Symptomen | Glioblastoom

Symptomen

De eerste klinische symptomen verschijnen na enkele weken of zelfs eerder. Hoofdpijn (35%), epileptische aanvallen (30%) en psychologische veranderingen (16%) zijn de meest voorkomende initiële symptomen. Verhoogde intracraniale druk als gevolg van het ruimtebesparende effect van de tumor en de daarmee samenhangende verstoring van de cerebrospinale vloeistofstroom (cerebrospinale vloeistofcirculatie) veroorzaakt hoofdpijn, misselijkheid, braken en zwelling (oedeem) van de uitgang van de optische zenuw (congestie papil), wat kan leiden tot visuele stoornissen.

Verlamming kan ook optreden als gevolg van het uitzetten van de tumor. Een aanval-achtige verergering van de symptomen is te wijten aan een bloeding van de tumor (apoplectisch glioom) en is niet ongebruikelijk. Bij computertomografie (CT) worden glioblastomen gekenmerkt door variërende dichtheid, wazige tumorgrenzen, centraal necrose binnen de tumor en een groot oedeem rond de tumor (peritumoraal oedeem).

Na toediening van het contrastmiddel, een stof die het beeldcontrast verhoogt, treedt een ophoping (accumulatie) van het contrastmiddel op, vooral in de marginale zone van de tumor. Bij kleine tumoren wordt een ringstructuur zichtbaar, bij grotere tumoren een kransvorming. Tumorbloedingen zijn zichtbaar bij ongeveer 7% van de glioblastomen.

De MRI van de hersenen toont de verspreiding van de tumor, gedeeltelijk over de bars​ Na toediening van contrastmiddel hoopt het contrastmiddel zich op in de vaste tumordelen.
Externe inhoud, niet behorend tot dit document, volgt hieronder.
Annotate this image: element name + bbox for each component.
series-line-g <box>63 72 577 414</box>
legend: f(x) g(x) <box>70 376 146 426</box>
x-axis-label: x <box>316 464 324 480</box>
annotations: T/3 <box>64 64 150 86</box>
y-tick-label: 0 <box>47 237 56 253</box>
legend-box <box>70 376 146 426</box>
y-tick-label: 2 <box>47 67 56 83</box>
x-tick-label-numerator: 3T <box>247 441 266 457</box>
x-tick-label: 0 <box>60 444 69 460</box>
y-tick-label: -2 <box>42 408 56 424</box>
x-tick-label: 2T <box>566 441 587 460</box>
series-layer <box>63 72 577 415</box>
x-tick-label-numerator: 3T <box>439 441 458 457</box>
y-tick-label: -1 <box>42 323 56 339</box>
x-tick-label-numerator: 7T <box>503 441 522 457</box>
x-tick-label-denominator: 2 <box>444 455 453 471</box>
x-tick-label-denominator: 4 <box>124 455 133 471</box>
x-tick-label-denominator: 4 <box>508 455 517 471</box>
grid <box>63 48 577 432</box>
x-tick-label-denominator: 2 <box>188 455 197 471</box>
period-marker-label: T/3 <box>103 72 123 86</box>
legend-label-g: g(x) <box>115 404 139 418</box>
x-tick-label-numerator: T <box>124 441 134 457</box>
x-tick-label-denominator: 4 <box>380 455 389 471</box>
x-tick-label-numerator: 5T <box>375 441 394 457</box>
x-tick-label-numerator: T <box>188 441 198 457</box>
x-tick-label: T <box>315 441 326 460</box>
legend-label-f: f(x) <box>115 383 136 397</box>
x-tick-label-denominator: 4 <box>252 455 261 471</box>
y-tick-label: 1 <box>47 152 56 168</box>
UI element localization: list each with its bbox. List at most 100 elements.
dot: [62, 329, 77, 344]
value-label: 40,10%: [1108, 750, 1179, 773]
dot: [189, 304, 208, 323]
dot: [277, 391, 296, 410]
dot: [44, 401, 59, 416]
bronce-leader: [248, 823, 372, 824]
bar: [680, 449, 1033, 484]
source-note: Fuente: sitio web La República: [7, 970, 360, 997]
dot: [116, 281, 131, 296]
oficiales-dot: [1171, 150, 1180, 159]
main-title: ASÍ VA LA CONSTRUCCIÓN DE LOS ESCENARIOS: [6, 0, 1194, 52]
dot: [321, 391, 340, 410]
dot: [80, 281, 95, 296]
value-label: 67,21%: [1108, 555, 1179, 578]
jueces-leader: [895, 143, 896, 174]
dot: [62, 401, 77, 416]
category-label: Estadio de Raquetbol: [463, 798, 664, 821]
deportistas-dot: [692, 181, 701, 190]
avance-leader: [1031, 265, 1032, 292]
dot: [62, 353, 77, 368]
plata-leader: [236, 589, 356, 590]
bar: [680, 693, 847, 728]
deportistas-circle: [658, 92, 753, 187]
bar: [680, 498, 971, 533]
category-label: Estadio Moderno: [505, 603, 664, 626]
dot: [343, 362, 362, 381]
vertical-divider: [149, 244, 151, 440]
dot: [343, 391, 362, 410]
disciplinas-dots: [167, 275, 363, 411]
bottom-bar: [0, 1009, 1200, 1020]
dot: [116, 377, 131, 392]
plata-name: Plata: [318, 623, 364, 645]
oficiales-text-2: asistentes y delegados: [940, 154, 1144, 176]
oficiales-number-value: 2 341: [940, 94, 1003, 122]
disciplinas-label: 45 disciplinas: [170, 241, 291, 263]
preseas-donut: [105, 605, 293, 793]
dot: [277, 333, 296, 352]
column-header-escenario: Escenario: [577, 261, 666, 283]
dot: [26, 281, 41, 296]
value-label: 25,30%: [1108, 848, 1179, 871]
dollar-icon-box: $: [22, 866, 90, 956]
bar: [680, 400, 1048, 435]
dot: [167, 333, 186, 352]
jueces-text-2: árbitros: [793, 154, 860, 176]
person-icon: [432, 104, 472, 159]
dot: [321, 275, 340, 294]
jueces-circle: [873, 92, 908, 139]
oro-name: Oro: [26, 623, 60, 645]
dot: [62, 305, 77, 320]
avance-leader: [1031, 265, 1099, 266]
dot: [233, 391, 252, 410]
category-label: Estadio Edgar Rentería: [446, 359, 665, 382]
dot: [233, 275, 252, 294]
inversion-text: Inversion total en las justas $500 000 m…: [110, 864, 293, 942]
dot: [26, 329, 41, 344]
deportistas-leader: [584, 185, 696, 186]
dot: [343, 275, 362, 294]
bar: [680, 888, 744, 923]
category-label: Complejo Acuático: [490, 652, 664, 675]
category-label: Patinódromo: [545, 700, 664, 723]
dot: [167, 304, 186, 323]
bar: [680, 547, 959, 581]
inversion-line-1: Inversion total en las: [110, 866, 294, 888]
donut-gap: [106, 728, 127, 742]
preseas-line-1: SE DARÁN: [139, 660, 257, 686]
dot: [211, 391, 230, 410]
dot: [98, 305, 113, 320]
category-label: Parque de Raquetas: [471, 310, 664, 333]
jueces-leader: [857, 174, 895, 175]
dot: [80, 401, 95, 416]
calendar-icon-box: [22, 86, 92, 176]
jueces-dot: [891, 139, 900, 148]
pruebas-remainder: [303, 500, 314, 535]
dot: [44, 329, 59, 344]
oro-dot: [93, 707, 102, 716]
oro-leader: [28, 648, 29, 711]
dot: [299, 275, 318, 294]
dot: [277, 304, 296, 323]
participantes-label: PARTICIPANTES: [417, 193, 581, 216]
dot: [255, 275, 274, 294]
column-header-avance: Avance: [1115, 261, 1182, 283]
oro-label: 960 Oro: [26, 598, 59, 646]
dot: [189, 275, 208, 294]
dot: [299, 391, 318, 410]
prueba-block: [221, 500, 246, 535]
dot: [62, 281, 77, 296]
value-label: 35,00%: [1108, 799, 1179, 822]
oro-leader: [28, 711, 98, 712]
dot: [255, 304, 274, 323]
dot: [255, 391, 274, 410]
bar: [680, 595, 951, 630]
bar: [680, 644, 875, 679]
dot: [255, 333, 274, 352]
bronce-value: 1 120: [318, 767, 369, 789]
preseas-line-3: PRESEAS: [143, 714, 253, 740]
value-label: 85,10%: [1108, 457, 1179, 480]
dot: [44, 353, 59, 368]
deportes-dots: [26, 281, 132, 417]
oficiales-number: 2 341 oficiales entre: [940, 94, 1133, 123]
Het typische MRI-beeld van a glioblastoma omvat ook restbloeding en een uitgebreide vinger-vormig peritumoraal oedeem.

Het kan echter moeilijk zijn om onderscheid te maken tussen een grote, necrotische hersenen metastase en hersenen abces. angiografie kan aanvullend worden uitgevoerd, maar is geen standaard diagnostische procedure meer voor glioblastoma​ Bij deze procedure wordt contrastmedium in de bloed schepen en de vaten worden gevisualiseerd met behulp van diagnostische beeldvormingstechnieken zoals röntgenstralen of MRI.

angiografie bij glioblastomen vertoont een ophoping van contrastmedium in het pathologische schepen in 60-70% van de gevallen. De aders die uit de tumor weglopen, worden al weergegeven tijdens de arteriële fase ("vroege aders"), wat de te snelle stroom van bloed in de aderen via de arterioveneuze anastomosen. Het vermoeden van een glioblastoma wordt vaak opgeworpen door middel van een beeldvormingsprocedure.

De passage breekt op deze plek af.